Plagiarism will get you expelled from pretty much any creative writing class, if not from school entirely. Being boring and uncreative won't get you high marks. But then there's the University of Pennsylvania's uncreative writing class, taught by Kenneth Goldsmith. 

A poet, artist, DJ, curator, educator and all-around cultural provocateur, Goldsmith is in the vanguard of experimental literature, unabashedly appropriating, transcribing, sampling, stealing. His Head Citations is a collection of hundreds of misheard rock lyrics. Fidget accounts for every motion Goldsmith's body made over the course of 13 hours (on James Joyce's Bloomsday, 1997). Soliloquy is a transcription of every word that Goldsmith said for one week.

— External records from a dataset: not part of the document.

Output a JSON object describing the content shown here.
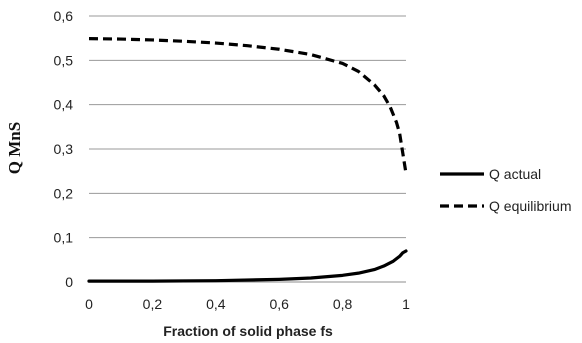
{
  "chart_data": {
    "type": "line",
    "title": "",
    "xlabel": "Fraction of solid phase fs",
    "ylabel": "Q MnS",
    "xlim": [
      0,
      1
    ],
    "ylim": [
      0,
      0.6
    ],
    "x_ticks": [
      "0",
      "0,2",
      "0,4",
      "0,6",
      "0,8",
      "1"
    ],
    "y_ticks": [
      "0",
      "0,1",
      "0,2",
      "0,3",
      "0,4",
      "0,5",
      "0,6"
    ],
    "grid": "horizontal",
    "legend_position": "right",
    "series": [
      {
        "name": "Q actual",
        "style": "solid",
        "color": "#000000",
        "points": [
          [
            0,
            0.002
          ],
          [
            0.2,
            0.002
          ],
          [
            0.4,
            0.003
          ],
          [
            0.6,
            0.006
          ],
          [
            0.7,
            0.009
          ],
          [
            0.8,
            0.015
          ],
          [
            0.85,
            0.02
          ],
          [
            0.9,
            0.028
          ],
          [
            0.93,
            0.036
          ],
          [
            0.96,
            0.047
          ],
          [
            0.98,
            0.058
          ],
          [
            0.99,
            0.066
          ],
          [
            1.0,
            0.07
          ]
        ]
      },
      {
        "name": "Q equilibrium",
        "style": "dashed",
        "color": "#000000",
        "points": [
          [
            0,
            0.549
          ],
          [
            0.1,
            0.548
          ],
          [
            0.2,
            0.546
          ],
          [
            0.3,
            0.543
          ],
          [
            0.4,
            0.539
          ],
          [
            0.5,
            0.533
          ],
          [
            0.6,
            0.525
          ],
          [
            0.7,
            0.513
          ],
          [
            0.8,
            0.493
          ],
          [
            0.85,
            0.475
          ],
          [
            0.9,
            0.445
          ],
          [
            0.93,
            0.42
          ],
          [
            0.95,
            0.395
          ],
          [
            0.97,
            0.36
          ],
          [
            0.98,
            0.335
          ],
          [
            0.99,
            0.29
          ],
          [
            1.0,
            0.245
          ]
        ]
      }
    ]
  }
}
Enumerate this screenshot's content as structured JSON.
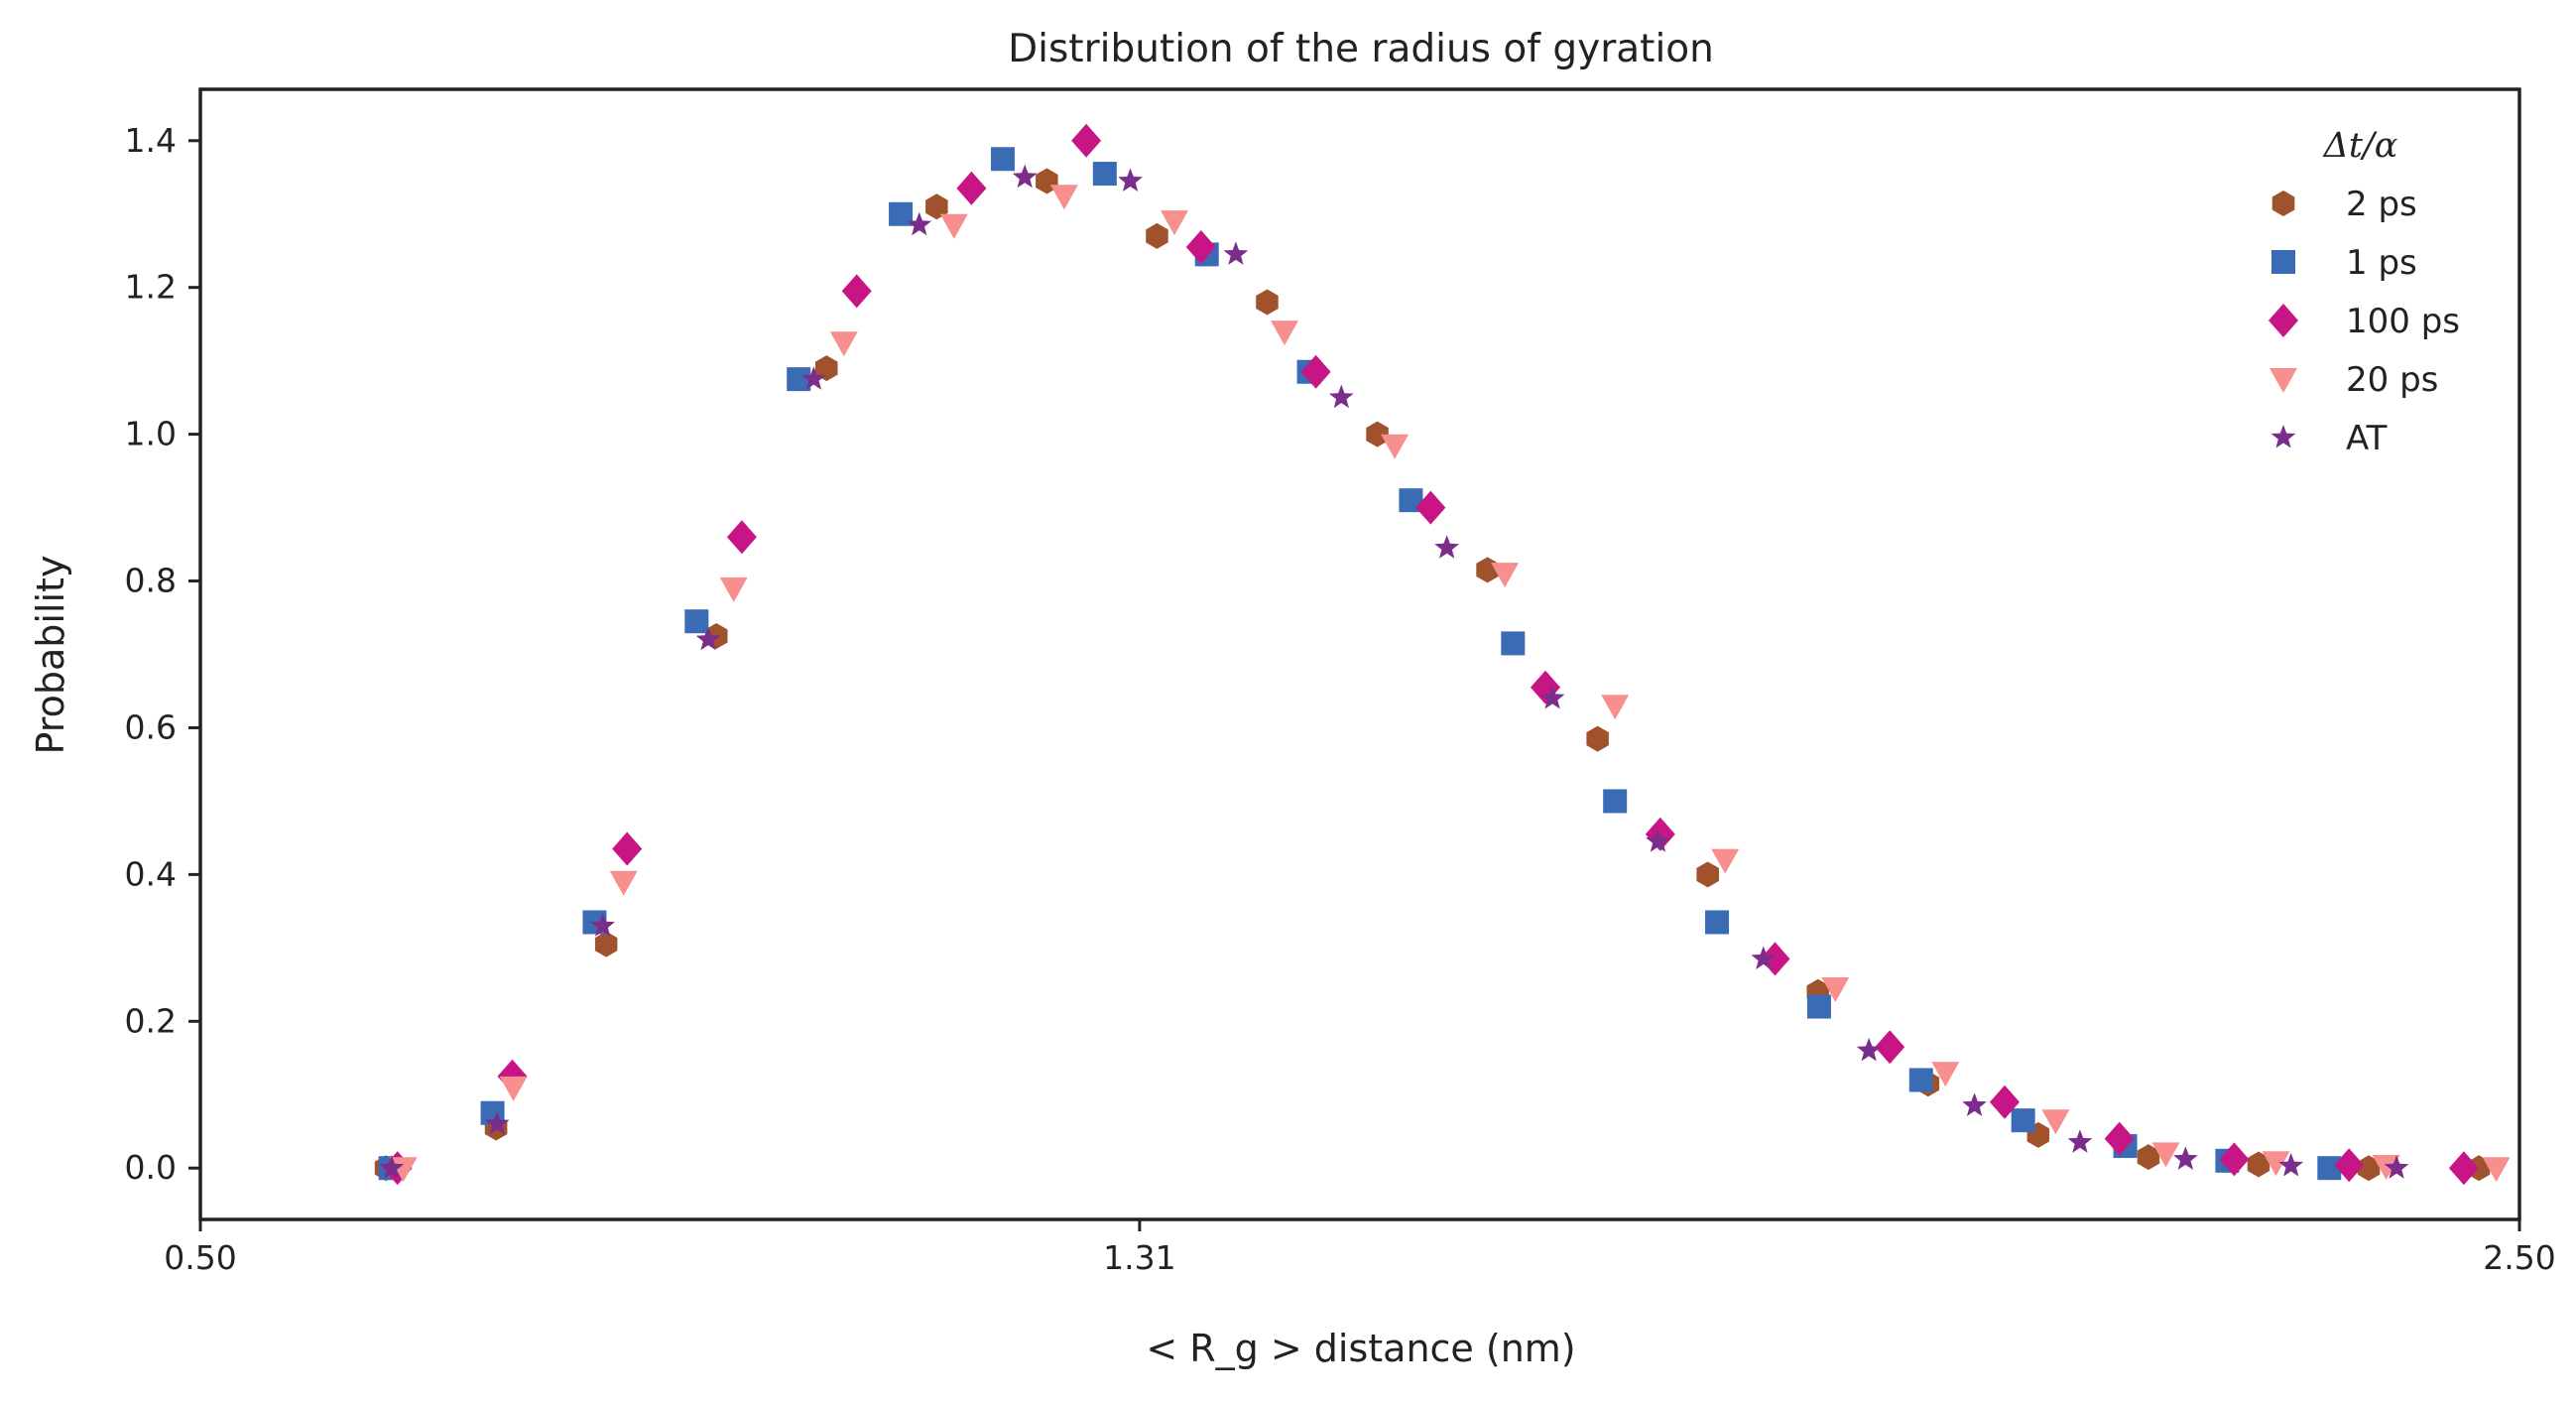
{
  "chart_data": {
    "type": "scatter",
    "title": "Distribution of the radius of gyration",
    "xlabel": "< R_g >  distance (nm)",
    "ylabel": "Probability",
    "xlim": [
      0.5,
      2.5
    ],
    "ylim": [
      -0.07,
      1.47
    ],
    "xticks": [
      "0.50",
      "1.31",
      "2.50"
    ],
    "yticks": [
      "0.0",
      "0.2",
      "0.4",
      "0.6",
      "0.8",
      "1.0",
      "1.2",
      "1.4"
    ],
    "grid": false,
    "legend": {
      "title": "Δt/α",
      "placement": "top-right"
    },
    "series": [
      {
        "name": "2 ps",
        "marker": "hexagon",
        "color": "#a0522d",
        "x": [
          0.66,
          0.755,
          0.85,
          0.945,
          1.04,
          1.135,
          1.23,
          1.325,
          1.42,
          1.515,
          1.61,
          1.705,
          1.8,
          1.895,
          1.99,
          2.085,
          2.18,
          2.275,
          2.37,
          2.465
        ],
        "y": [
          0.0,
          0.055,
          0.305,
          0.725,
          1.09,
          1.31,
          1.345,
          1.27,
          1.18,
          1.0,
          0.815,
          0.585,
          0.4,
          0.24,
          0.115,
          0.045,
          0.015,
          0.005,
          0.0,
          0.0
        ]
      },
      {
        "name": "1 ps",
        "marker": "square",
        "color": "#3a6bb5",
        "x": [
          0.664,
          0.752,
          0.84,
          0.928,
          1.016,
          1.104,
          1.192,
          1.28,
          1.368,
          1.456,
          1.544,
          1.632,
          1.72,
          1.808,
          1.896,
          1.984,
          2.072,
          2.16,
          2.248,
          2.336
        ],
        "y": [
          0.0,
          0.075,
          0.335,
          0.745,
          1.075,
          1.3,
          1.375,
          1.355,
          1.245,
          1.085,
          0.91,
          0.715,
          0.5,
          0.335,
          0.22,
          0.12,
          0.065,
          0.03,
          0.01,
          0.0
        ]
      },
      {
        "name": "100 ps",
        "marker": "diamond",
        "color": "#c71585",
        "x": [
          0.67,
          0.769,
          0.868,
          0.967,
          1.066,
          1.165,
          1.264,
          1.363,
          1.462,
          1.561,
          1.66,
          1.759,
          1.858,
          1.957,
          2.056,
          2.155,
          2.254,
          2.353,
          2.452
        ],
        "y": [
          0.0,
          0.125,
          0.435,
          0.86,
          1.195,
          1.335,
          1.4,
          1.255,
          1.085,
          0.9,
          0.655,
          0.455,
          0.285,
          0.165,
          0.09,
          0.04,
          0.012,
          0.004,
          0.0
        ]
      },
      {
        "name": "20 ps",
        "marker": "triangle-down",
        "color": "#f88f8f",
        "x": [
          0.675,
          0.77,
          0.865,
          0.96,
          1.055,
          1.15,
          1.245,
          1.34,
          1.435,
          1.53,
          1.625,
          1.72,
          1.815,
          1.91,
          2.005,
          2.1,
          2.195,
          2.29,
          2.385,
          2.48
        ],
        "y": [
          0.0,
          0.11,
          0.39,
          0.79,
          1.125,
          1.285,
          1.325,
          1.29,
          1.14,
          0.985,
          0.81,
          0.63,
          0.42,
          0.245,
          0.13,
          0.065,
          0.02,
          0.008,
          0.003,
          0.0
        ]
      },
      {
        "name": "AT",
        "marker": "star",
        "color": "#7b2d8b",
        "x": [
          0.665,
          0.756,
          0.847,
          0.938,
          1.029,
          1.12,
          1.211,
          1.302,
          1.393,
          1.484,
          1.575,
          1.666,
          1.757,
          1.848,
          1.939,
          2.03,
          2.121,
          2.212,
          2.303,
          2.394
        ],
        "y": [
          0.0,
          0.06,
          0.33,
          0.72,
          1.075,
          1.285,
          1.35,
          1.345,
          1.245,
          1.05,
          0.845,
          0.64,
          0.445,
          0.285,
          0.16,
          0.085,
          0.035,
          0.012,
          0.003,
          0.0
        ]
      }
    ]
  }
}
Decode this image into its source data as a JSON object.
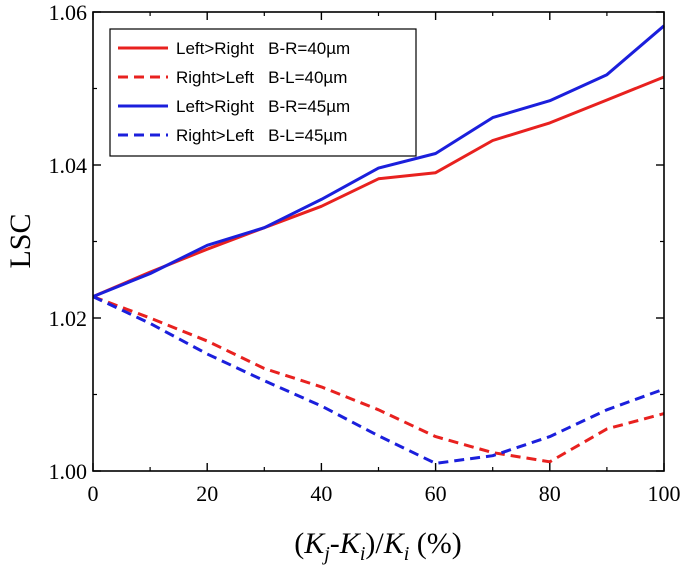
{
  "chart_data": {
    "type": "line",
    "title": "",
    "xlabel": "(Kj-Ki)/Ki (%)",
    "xlabel_parts": {
      "open": "(",
      "k1": "K",
      "sub1": "j",
      "dash": "-",
      "k2": "K",
      "sub2": "i",
      "slash": ")/",
      "k3": "K",
      "sub3": "i",
      "unit": " (%)"
    },
    "ylabel": "LSC",
    "xlim": [
      0,
      100
    ],
    "ylim": [
      1.0,
      1.06
    ],
    "x_ticks": [
      0,
      20,
      40,
      60,
      80,
      100
    ],
    "x_tick_labels": [
      "0",
      "20",
      "40",
      "60",
      "80",
      "100"
    ],
    "y_ticks": [
      1.0,
      1.02,
      1.04,
      1.06
    ],
    "y_tick_labels": [
      "1.00",
      "1.02",
      "1.04",
      "1.06"
    ],
    "legend_position": "top-left",
    "x": [
      0,
      10,
      20,
      30,
      40,
      50,
      60,
      70,
      80,
      90,
      100
    ],
    "series": [
      {
        "name": "Left>Right   B-R=40µm",
        "color": "#e8211f",
        "dash": "solid",
        "values": [
          1.0228,
          1.026,
          1.029,
          1.0318,
          1.0346,
          1.0382,
          1.039,
          1.0432,
          1.0455,
          1.0485,
          1.0515
        ]
      },
      {
        "name": "Right>Left   B-L=40µm",
        "color": "#e8211f",
        "dash": "dashed",
        "values": [
          1.0228,
          1.02,
          1.017,
          1.0134,
          1.011,
          1.008,
          1.0045,
          1.0024,
          1.0012,
          1.0055,
          1.0075
        ]
      },
      {
        "name": "Left>Right   B-R=45µm",
        "color": "#1b1fdc",
        "dash": "solid",
        "values": [
          1.0228,
          1.0258,
          1.0295,
          1.0318,
          1.0355,
          1.0396,
          1.0415,
          1.0462,
          1.0484,
          1.0518,
          1.0582
        ]
      },
      {
        "name": "Right>Left   B-L=45µm",
        "color": "#1b1fdc",
        "dash": "dashed",
        "values": [
          1.0228,
          1.0193,
          1.0153,
          1.0118,
          1.0085,
          1.0046,
          1.001,
          1.002,
          1.0045,
          1.008,
          1.0107
        ]
      }
    ]
  }
}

Weather is a transcription of 365 one-minute daily AM radio weather reports. Traffic gathers traffic reports, every 10 minutes, for the entirety of a Labor Day weekend in New York. It makes the excruciating traffic jam scene in Jean-Luc Godard's Weekend seem like the Indy 500. 

With echoes of minimalism, concrete poetry, Fluxus and Oulipo, his work is often humorous, but it can be horrifying too, as with the transcribed newscasts in his American Deaths and Disasters series. "It's all modernism," Goldsmith said during a phone chat last week. "All of this kind of writing has always been with us. It's more important now, and makes more sense now, because of the kind of cut-and-paste culture in which we live. ... Literature hasn't really caught on, whereas all of the other fields, like music and visual art, are pretty up-to-date with this stuff. Literature still cares about telling a good story." 

He continued, "I just listen to things and I transcribe. It really ends up being kind of personal, how I transcribe something. This is something I do with my students. Everybody transcribes the identical audio clip. What you find is that if you have 10 students, you actually have 10 different transcriptions of the audio clip. Appropriation or transcription is actually a very personal way of writing." 

He's also the founder of Ubuweb (ubu.com), an immense and ever-growing repository of avant-garde writing, sound and film that operates far from the grids of commerce and license. Everything at Ubu is accessible for free, and was put up without permission (though blessings from the artists often come after the fact). 

For Goldsmith, all of his endeavors lead to the same goal. He explained, "Wherever I go, I try to corrupt young minds, or older minds, like at WFMU [the freeform New Jersey station where he was DJ for 15 years]. ... As a matter of fact, if a mind isn't corrupt, I don't consider it to be open. You know, it's all the same: WFMU, Ubuweb, teaching, poetry — it's all the same stuff."

In the early '80s, Goldsmith studied sculpture at the Rhode Island School of Design. Sculptural book objects led to conceptual poetry. As he recounted, "I was listening to a lot of hip hop, and I was thinking about rhyming. I had one foot in hip hop and the other foot in John Cage. I was thinking, 'How come modernist writers shunned the rhyme?' I grabbed a rhyming dictionary and I began loving the rhythms of those words. I started taking big passages from rhyming dictionaries and carving them into these books. And it was so much fun that I began to expand on using that form, and that expanded and kind of led me to where I am now." 

Goldsmith teaches at the University of Pennsylvania. Last year, he co-edited Against Expression: An Anthology of Conceptual Writing, a brick of a book that puts Goldsmith and his contemporaries in the context of Mallarmé, Beckett, William S. Burroughs and Charles Bernstein. Another sign of Goldsmith's current art-world standing: Last year, he was invited to read at the White House as part of a national Evening of Poetry. 

Goldsmith reported: " I was able to talk about file-sharing and plagiarism in a positive way in front of the first lady. And I was able to read traffic reports to the president of the United States, and he seemed to really enjoy them."